The container appears on server dgraph4 when running:

docker ps -a

but the STATUS remains in the “Created” state and never changes to “Up.”

When running this on the Docker Swarm manager server:

docker service ls

Ratel is listed but the replicas show as 0/1. Printing the logs also produces no output:

docker service logs ratel_ratel

And navigating to the Ratel URL that we have routed through NGINX (which has not changed since it was running previously) now gives a “502 Bad Gateway.”

Do you have any suggestions on how to fix this?

Thank you!

I don’t think so. I was related to ARM64. Maybe @joshua could clarify.
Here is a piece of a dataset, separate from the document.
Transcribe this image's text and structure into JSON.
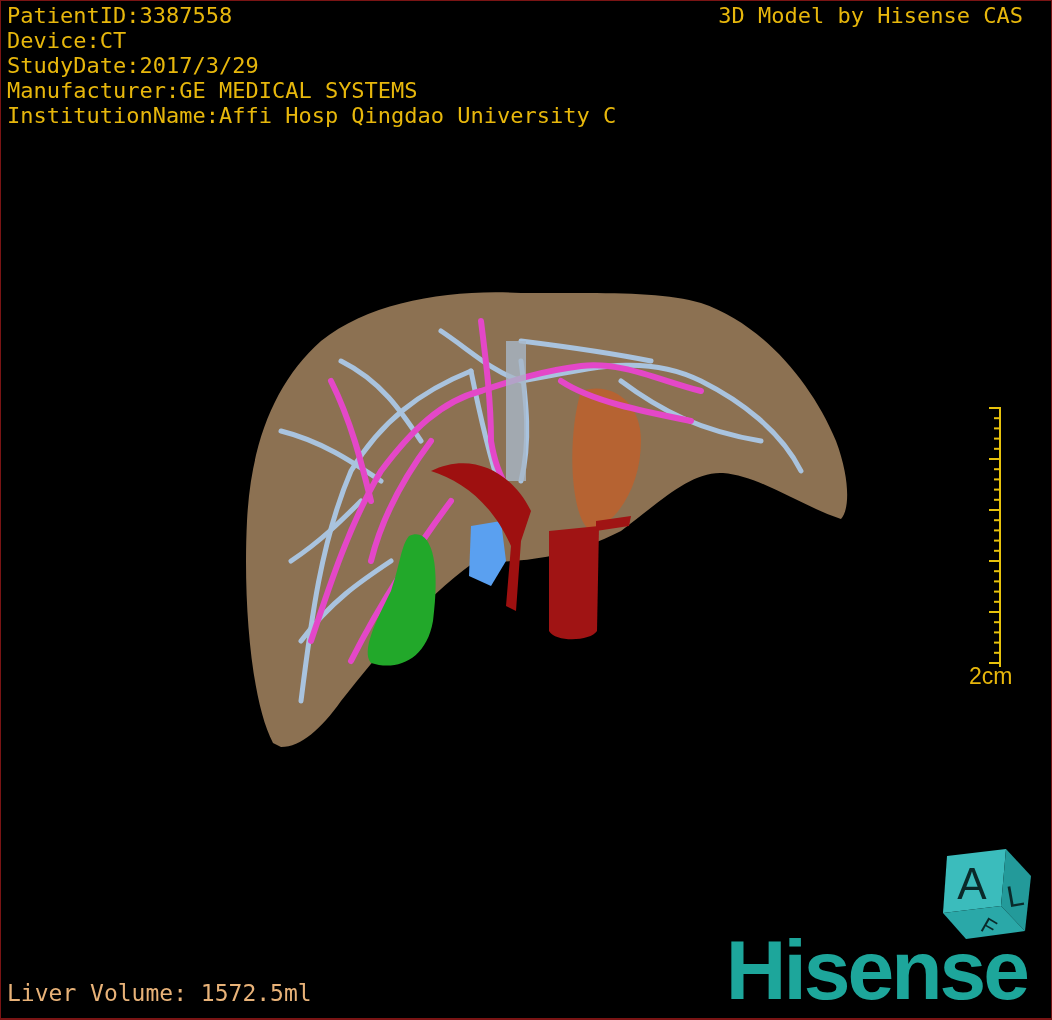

Try to downgrade the Ratel version.

1 Like

UPDATE: The Ratel issue has been fixed. I found that the Docker Swarm overlay network for Ratel was not being replicated to the worker nodes. We were able to fix it by creating a new network.
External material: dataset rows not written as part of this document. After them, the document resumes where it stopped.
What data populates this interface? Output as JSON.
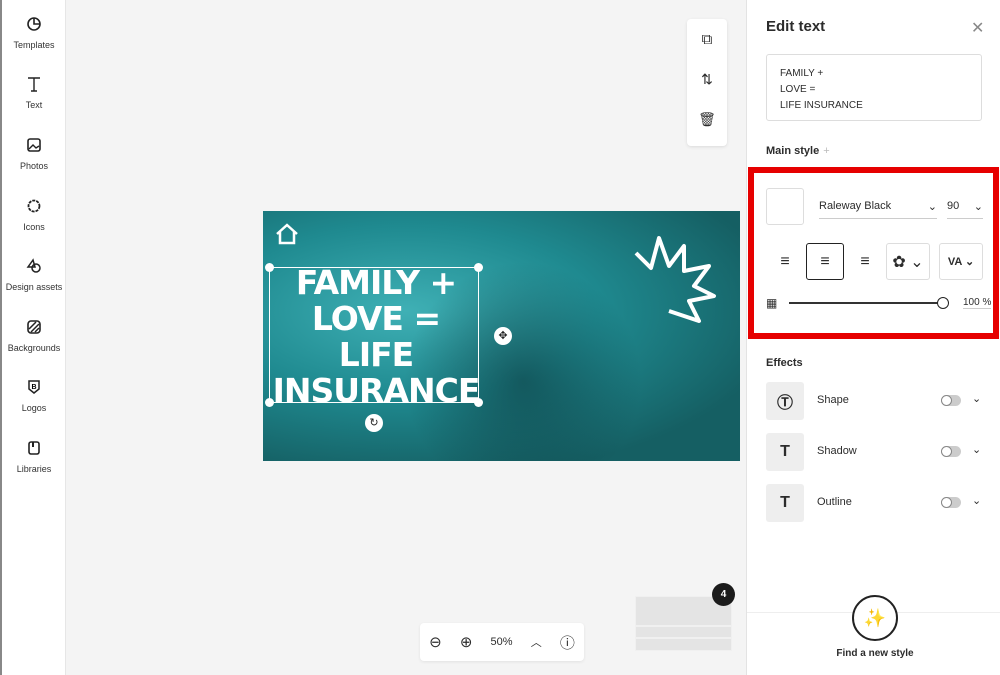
{
  "sidebar": {
    "items": [
      {
        "label": "Templates",
        "icon": "templates-icon"
      },
      {
        "label": "Text",
        "icon": "text-icon"
      },
      {
        "label": "Photos",
        "icon": "photos-icon"
      },
      {
        "label": "Icons",
        "icon": "icons-icon"
      },
      {
        "label": "Design assets",
        "icon": "design-assets-icon"
      },
      {
        "label": "Backgrounds",
        "icon": "backgrounds-icon"
      },
      {
        "label": "Logos",
        "icon": "logos-icon"
      },
      {
        "label": "Libraries",
        "icon": "libraries-icon"
      }
    ]
  },
  "canvas": {
    "headline": "FAMILY +\nLOVE =\nLIFE\nINSURANCE",
    "background_color": "#1f8a90"
  },
  "panel": {
    "title": "Edit text",
    "text_value": "FAMILY +\nLOVE =\nLIFE INSURANCE",
    "main_style": "Main style",
    "plus": "+",
    "font": "Raleway Black",
    "size": "90",
    "opacity": "100 %",
    "opacity_value": 100,
    "highlight_color": "#e60000",
    "effects_title": "Effects",
    "effects": [
      {
        "label": "Shape",
        "glyph": "Ⓣ",
        "on": false
      },
      {
        "label": "Shadow",
        "glyph": "T",
        "on": false
      },
      {
        "label": "Outline",
        "glyph": "T",
        "on": false
      }
    ],
    "find_style": "Find a new style"
  },
  "zoom": {
    "level": "50%"
  },
  "pages": {
    "count": "4"
  }
}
@rarvikar Hi Rahul. We were having this issue when trying to run the badger commands with 8 levels, not 7. I was unable to replicate the errors we were having last week regarding the maxLevels, but I know that @rahst12 wanted to look into it further. He may have more feedback when he’s in tomorrow. Thanks for your help.

1 Like

We upgraded to the lastest version of Dgraph -v22.0.2, but badger is no longer in the container image. Is this correct?

@rebamun Draph v21.03.1 uses Badger v3.2103.0, so a lot of fixes have gone into Badger since then. Full list is here.
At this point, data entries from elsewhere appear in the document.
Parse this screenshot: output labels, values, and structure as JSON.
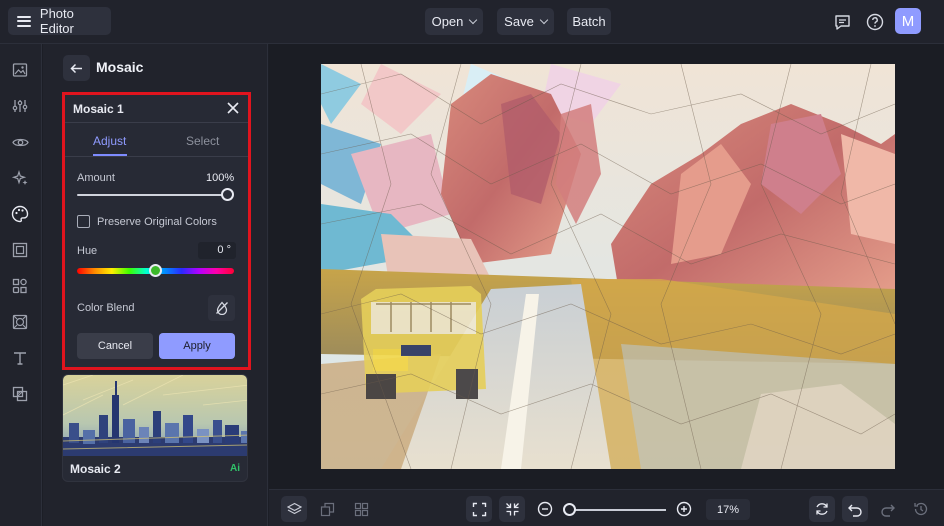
{
  "app": {
    "title": "Photo Editor",
    "avatar_letter": "M"
  },
  "topbar": {
    "open_label": "Open",
    "save_label": "Save",
    "batch_label": "Batch"
  },
  "panel": {
    "title": "Mosaic",
    "effect": {
      "title": "Mosaic 1",
      "tabs": [
        {
          "label": "Adjust",
          "active": true
        },
        {
          "label": "Select",
          "active": false
        }
      ],
      "amount_label": "Amount",
      "amount_value": "100%",
      "amount_fraction": 1.0,
      "preserve_label": "Preserve Original Colors",
      "preserve_checked": false,
      "hue_label": "Hue",
      "hue_value": "0 °",
      "hue_fraction": 0.5,
      "blend_label": "Color Blend",
      "cancel_label": "Cancel",
      "apply_label": "Apply"
    },
    "presets": [
      {
        "name": "Mosaic 2",
        "badge": "Ai"
      }
    ]
  },
  "zoom": {
    "percent": "17%",
    "fraction": 0.0
  },
  "colors": {
    "accent": "#8f9bff",
    "highlight_border": "#e0141e",
    "ai_badge": "#30c36a"
  },
  "icons": {
    "rail": [
      "image-icon",
      "sliders-icon",
      "eye-icon",
      "sparkles-icon",
      "palette-icon",
      "frame-icon",
      "shapes-icon",
      "texture-icon",
      "text-icon",
      "layers-overlay-icon"
    ],
    "bottom_left": [
      "layers-icon",
      "copy-icon",
      "grid-icon"
    ],
    "bottom_right": [
      "refresh-icon",
      "undo-icon",
      "redo-icon",
      "history-icon"
    ]
  }
}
@rahst12 The Badger CLI tool was not included in the Dgraph container image in v22.0.2, correct. This was an oversight when we were streamlining the release pipeline. It will be included in the image in the next release.

However, the Badger CLI tool was still released as an artifact during the Dgraph v22.0.2 release. Check out the release page here. You can wget the Badger CLI tool when needed.

Thanks, I found the binary on the release page.

@joshua, I pulled the v23.0.0-beta1 image and it doesn’t have the badger CLI in it (yet) either.

Quick update on testing the following command on a clean dgraph:

badger info --read-only=false --truncate=true --dir ./p

Old database prints with:

...
[Summary]
Level 0 size :    14 KiB
Level 1 size :   9.3 MiB
Level 2 size :   9.7 MiB
Level 3 size :    54 MiB
Level 4 size :   559 MiB
Level 5 size :   5.5 GiB
Level 6 size :    55 GiB
Level 7 size :   547 GiB
Total SST size:  608 GiB
Value log size:  2.0 GiB

Abnormalities:
4 extra files.
0 missing files.
0 empty files.
0 truncated files.
panic:runtime: error: index out of range [7] with length 7
go routine 226 [running]:
github.com/dgraph-ip/badger/v3.newLevelsController.func1({0xc000907920, 0xf}, {0x0?, 0x0?, 0x0?})
   /home/runner/work/badger/badger/levels.go:163 +0x64c
created by github.com/dgraph-io/badger/v3.newLevelsController
   /home/runner/work/badger/badger/levels.go:129 +0x585

A clean dgraph database, also set with --maxlevels=7 outputs with:

[Summary]
Level 0 size :   43 B
Total SST size:  43 B
Value log size:  40 B

Abnormalities:
2 extra files.
0 missing files.
0 empty files.
0 truncated manifests.
badger 2023/04/11 17:51:01 INFO: All 1 tables opened in 2ms
badger 2023/04/11 17:51:01 INFO: Discard stats nextEmptySlot: 0
badger 2023/04/11 17:51:01 INFO: Set nextTxnTs to1
badger 2023/04/11 17:51:01 INFO: Deleting empty file: ../alpha1/p/000004.vlog
badger 2023/04/11 17:51:01 INFO: Lifetime L0 stalled for 0s
badger 2023/04/11 17:51:01 INFO: 
Level 0 [ ]: NumTables: 01. Size: 439 B of 0 B. score: 0.00->0.00 StaleData: 0 B Target FileSize 64 MiB
Level 1 [ ]: NumTables: 00. Size: 0 B of 10 MiB. score: 0.00->0.00 StaleData: 0 B Target FileSize 2.0 MiB
Level 2 [ ]: NumTables: 00. Size: 0 B of 10 MiB. score: 0.00->0.00 StaleData: 0 B Target FileSize 2.0 MiB
Level 3 [ ]: NumTables: 00. Size: 0 B of 10 MiB. score: 0.00->0.00 StaleData: 0 B Target FileSize 2.0 MiB
Level 4 [ ]: NumTables: 00. Size: 0 B of 10 MiB. score: 0.00->0.00 StaleData: 0 B Target FileSize 2.0 MiB
Level 5 [ ]: NumTables: 00. Size: 0 B of 10 MiB. score: 0.00->0.00 StaleData: 0 B Target FileSize 2.0 MiB
Level 6 [B]: NumTables: 00. Size: 0 B of 10 MiB. score: 0.00->0.00 StaleData: 0 B Target FileSize 2.0 MiB
Level Done
Num Allocated Bytes at program end: 0 B

Maybe to reproduce the error the database not only needs to be set to 7 levels, but also have data in it’s 7th level? I’ll try to reproduce it again tomorrow with a lot more data.